Coastal hypoxia develops as a synergistic product of biological and physical factors. Based on oxygen concentration measurements alone, it is difficult to separate the effects of biological factors from physical factors, which complicates the analysis of oxygen dynamics. To address this problem we used a dual budget approach to assess the importance of oxygen sources and sinks for the Louisiana continental shelf in the northern Gulf of Mexico, which is strongly influenced by the Mississippi River and develops a large summertime zone of hypoxic (<2 mg O2 l-1) bottom waters. The dual budget approach was based on using stable oxygen isotopes (δ 18O) in combination with conventional oxygen concentration measurements. The shelf ecosystem showed strong oxygen dynamics with a wide range of oxygen saturations between 180% and almost 0% and a corresponding wide range of δ18O values from 15‰ in surface waters to 50 ‰ in bottom waters. Physical mixing primarily controlled oxygen dynamics in fall and winter, but during summer stratification, oxygen dynamics were controlled predominantly by biological processes. Model estimates indicated that during a summer 2001 shelf-wide cruise, stratified surface waters were very productive with an average calculated production/respiration (P/R) ratio of 1.12 and average gross and net primary productivities of 0.54 and 0.06 g C m -3 d-1 respectively.

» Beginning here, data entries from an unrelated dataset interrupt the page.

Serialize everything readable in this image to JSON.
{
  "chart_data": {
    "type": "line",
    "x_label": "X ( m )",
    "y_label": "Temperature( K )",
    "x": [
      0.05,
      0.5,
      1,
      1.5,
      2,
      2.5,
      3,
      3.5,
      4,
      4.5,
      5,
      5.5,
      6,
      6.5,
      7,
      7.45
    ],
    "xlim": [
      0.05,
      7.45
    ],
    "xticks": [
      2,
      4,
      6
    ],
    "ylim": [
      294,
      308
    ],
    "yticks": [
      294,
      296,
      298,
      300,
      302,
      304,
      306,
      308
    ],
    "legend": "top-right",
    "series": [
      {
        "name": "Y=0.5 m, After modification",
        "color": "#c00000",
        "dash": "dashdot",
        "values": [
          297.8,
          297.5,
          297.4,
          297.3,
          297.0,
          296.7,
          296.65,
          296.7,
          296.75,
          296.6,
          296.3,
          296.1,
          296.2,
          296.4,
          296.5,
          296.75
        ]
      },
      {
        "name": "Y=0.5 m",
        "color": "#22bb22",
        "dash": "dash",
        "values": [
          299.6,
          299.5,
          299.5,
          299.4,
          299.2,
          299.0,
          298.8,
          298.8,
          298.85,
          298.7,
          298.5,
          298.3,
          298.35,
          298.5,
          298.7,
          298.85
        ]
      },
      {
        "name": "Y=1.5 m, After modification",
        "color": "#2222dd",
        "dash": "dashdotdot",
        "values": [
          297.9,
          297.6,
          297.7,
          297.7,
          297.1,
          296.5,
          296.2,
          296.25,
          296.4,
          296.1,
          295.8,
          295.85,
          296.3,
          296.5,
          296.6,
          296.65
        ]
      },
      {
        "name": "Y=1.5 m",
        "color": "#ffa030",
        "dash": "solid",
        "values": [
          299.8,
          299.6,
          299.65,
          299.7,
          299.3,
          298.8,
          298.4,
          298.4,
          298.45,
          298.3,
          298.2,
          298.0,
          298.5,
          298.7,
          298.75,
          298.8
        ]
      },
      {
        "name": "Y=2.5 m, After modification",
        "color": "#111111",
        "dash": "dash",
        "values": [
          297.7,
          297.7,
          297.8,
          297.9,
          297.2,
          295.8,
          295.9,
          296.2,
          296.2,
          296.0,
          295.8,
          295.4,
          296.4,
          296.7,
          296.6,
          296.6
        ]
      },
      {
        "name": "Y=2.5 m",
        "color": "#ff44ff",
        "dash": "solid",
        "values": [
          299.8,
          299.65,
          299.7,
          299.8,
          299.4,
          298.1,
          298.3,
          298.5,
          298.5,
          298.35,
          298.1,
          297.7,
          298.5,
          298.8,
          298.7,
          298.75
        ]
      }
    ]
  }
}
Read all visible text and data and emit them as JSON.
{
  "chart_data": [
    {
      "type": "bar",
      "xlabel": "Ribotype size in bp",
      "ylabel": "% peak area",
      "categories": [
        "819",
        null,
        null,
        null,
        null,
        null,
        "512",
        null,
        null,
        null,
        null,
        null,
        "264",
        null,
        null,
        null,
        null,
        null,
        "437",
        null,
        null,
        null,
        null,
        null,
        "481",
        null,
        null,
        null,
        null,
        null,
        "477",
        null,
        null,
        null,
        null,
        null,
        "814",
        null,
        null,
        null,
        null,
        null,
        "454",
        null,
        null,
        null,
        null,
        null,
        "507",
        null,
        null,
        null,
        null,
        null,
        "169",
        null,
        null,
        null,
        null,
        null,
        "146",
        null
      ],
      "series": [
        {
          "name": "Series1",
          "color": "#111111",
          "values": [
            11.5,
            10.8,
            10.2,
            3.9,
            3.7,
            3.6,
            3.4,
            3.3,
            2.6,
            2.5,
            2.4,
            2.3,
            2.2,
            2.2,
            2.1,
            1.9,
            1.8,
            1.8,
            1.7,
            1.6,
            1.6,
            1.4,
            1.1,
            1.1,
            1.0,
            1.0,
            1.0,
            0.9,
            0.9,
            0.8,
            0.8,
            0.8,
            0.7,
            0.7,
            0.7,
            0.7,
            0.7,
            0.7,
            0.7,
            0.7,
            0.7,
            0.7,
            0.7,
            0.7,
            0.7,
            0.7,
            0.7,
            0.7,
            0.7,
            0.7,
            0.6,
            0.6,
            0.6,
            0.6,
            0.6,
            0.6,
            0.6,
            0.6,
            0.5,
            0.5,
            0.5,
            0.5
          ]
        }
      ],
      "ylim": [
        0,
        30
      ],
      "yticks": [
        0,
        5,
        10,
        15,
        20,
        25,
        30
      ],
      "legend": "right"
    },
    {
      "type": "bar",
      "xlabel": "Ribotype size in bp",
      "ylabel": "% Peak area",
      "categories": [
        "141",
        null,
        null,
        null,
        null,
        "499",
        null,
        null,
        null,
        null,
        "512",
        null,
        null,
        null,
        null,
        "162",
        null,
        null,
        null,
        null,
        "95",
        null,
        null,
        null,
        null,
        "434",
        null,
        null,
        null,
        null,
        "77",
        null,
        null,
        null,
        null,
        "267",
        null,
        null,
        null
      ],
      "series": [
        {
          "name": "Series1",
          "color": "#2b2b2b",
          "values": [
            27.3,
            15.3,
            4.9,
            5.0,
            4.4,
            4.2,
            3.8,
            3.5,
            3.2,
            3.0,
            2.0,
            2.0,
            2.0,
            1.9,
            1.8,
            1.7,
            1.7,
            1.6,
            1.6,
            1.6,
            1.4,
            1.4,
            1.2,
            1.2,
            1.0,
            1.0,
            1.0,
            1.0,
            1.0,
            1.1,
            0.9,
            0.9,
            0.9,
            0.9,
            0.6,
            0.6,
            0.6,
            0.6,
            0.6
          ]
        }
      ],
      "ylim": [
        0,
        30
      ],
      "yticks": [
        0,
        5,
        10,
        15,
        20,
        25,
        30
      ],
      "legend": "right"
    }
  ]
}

In bottom waters summer oxygen depletion was predominantly due to benthic respiration, accounting for about 73% of the total oxygen loss. In the most hypoxic summer waters the importance of benthic respiration declined, consistent with low oxygen conditions slowing the rate of benthic oxygen consumption. Overall, the dual budget approach yielded new estimates of productivity dynamics in surface waters and of sediment oxygen demand in bottom waters. © Inter-Research 2007.